With relative ease...........

#### Explanation:

Now, by definition, $\text{molarity"="moles of solute (mol)"/"volume of solution (L)}$.

Now the wording of your problem gave us that $2.25 \cdot m o l$ sulfuric acid were dissolved in water to give us $725 \cdot m L$ of solution. Had it said that $2.25 \cdot m o l$ sulfuric acid were dissolved in $725 \cdot m L$ of water, we would be uncertain as to the volume of the sulfuric acid solution. Do you appreciate the distinction I make here?

And thus, we simply have to address the quotient:

$\frac{2.25 \cdot m o l}{725 \cdot m L \times {10}^{-} 3 L \cdot m {L}^{-} 1} = 3.10 \cdot m o l \cdot {L}^{-} 1$ WITH RESPECT TO SULFURIC ACID.

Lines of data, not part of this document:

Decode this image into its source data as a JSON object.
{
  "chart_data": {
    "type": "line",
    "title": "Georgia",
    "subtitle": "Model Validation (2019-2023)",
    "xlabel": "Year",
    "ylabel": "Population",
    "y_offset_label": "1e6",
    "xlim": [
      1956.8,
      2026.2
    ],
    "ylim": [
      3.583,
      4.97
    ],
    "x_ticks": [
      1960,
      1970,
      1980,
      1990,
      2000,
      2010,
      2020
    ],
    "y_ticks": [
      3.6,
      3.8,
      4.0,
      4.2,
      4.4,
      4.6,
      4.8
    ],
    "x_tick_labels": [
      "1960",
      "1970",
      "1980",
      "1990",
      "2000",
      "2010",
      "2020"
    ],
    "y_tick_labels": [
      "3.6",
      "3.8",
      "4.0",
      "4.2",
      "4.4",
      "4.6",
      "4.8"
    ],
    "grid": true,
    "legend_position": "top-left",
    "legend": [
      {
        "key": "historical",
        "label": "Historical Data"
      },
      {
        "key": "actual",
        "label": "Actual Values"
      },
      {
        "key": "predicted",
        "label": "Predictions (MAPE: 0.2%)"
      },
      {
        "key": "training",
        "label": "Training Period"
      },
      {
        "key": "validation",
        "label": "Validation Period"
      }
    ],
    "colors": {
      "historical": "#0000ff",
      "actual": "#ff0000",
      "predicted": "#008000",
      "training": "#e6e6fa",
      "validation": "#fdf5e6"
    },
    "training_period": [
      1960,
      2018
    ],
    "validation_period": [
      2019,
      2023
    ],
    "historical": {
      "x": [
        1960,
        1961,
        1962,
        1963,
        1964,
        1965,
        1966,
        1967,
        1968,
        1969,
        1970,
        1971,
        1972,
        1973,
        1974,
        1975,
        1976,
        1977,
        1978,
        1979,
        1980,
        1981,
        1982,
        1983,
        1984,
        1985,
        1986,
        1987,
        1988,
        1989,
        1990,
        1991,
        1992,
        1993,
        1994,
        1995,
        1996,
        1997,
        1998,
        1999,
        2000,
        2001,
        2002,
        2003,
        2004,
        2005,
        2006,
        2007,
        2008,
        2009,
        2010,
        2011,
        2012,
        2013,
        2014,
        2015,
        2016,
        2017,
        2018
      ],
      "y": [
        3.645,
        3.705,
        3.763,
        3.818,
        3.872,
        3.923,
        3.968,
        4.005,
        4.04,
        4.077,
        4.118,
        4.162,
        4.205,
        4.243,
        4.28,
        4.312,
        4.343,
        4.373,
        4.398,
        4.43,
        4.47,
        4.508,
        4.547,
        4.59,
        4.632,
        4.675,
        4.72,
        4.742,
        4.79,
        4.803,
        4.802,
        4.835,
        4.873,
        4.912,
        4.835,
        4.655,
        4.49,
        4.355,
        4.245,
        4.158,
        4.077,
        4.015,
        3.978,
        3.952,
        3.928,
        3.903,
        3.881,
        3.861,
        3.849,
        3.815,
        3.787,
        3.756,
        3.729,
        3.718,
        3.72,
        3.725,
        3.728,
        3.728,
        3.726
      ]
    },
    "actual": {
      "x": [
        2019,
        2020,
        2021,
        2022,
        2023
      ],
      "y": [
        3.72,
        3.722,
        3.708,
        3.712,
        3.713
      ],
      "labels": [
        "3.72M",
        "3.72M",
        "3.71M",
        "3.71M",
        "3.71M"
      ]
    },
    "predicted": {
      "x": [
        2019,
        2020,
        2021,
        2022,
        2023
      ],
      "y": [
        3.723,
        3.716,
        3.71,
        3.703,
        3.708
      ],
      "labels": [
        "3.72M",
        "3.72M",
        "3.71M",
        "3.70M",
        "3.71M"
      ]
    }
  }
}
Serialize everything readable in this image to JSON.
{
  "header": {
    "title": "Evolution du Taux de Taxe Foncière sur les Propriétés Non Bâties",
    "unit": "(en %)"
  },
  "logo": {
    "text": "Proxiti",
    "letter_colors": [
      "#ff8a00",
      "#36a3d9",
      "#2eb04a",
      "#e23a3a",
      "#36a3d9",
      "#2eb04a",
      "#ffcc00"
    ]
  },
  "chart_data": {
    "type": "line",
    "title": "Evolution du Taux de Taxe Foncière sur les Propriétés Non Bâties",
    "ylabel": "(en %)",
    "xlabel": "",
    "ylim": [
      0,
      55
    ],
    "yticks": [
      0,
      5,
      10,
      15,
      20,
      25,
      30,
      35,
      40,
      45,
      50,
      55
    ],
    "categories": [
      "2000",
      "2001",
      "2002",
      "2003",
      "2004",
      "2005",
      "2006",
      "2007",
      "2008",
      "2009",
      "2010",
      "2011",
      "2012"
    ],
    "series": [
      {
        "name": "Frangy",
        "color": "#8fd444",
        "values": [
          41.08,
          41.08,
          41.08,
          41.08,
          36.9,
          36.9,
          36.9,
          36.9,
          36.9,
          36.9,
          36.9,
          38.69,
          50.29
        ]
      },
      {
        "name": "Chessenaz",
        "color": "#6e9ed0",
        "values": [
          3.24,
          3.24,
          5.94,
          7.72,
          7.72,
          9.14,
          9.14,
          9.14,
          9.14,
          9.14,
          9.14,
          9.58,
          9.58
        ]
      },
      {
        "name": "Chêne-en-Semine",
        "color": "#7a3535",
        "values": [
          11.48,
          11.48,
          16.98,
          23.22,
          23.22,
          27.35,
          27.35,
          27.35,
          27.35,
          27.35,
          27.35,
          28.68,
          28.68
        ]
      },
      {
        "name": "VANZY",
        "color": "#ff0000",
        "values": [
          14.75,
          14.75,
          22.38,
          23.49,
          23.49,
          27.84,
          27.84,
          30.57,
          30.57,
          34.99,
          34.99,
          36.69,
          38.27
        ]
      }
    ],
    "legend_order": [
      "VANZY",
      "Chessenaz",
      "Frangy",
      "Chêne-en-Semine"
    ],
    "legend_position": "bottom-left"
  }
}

Again, I am trying to be cautious in my wording, and chemists often speak of a $\text{formal concentration}$ to indicate that of course in solution, the solute might speciate, and certainly sulfuric acid does, to ${H}_{3} {O}^{+}$, and $H S {O}_{4}^{-}$, and $S {O}_{4}^{2 -}$. As a practical chemist, you would treat this solution as $\left[S {O}_{4}^{2 -}\right] = 3.10 \cdot m o l \cdot {L}^{-} 1$, and $\left[{H}_{3} {O}^{+}\right] = 6.20 \cdot m o l \cdot {L}^{-} 1$. Capisce?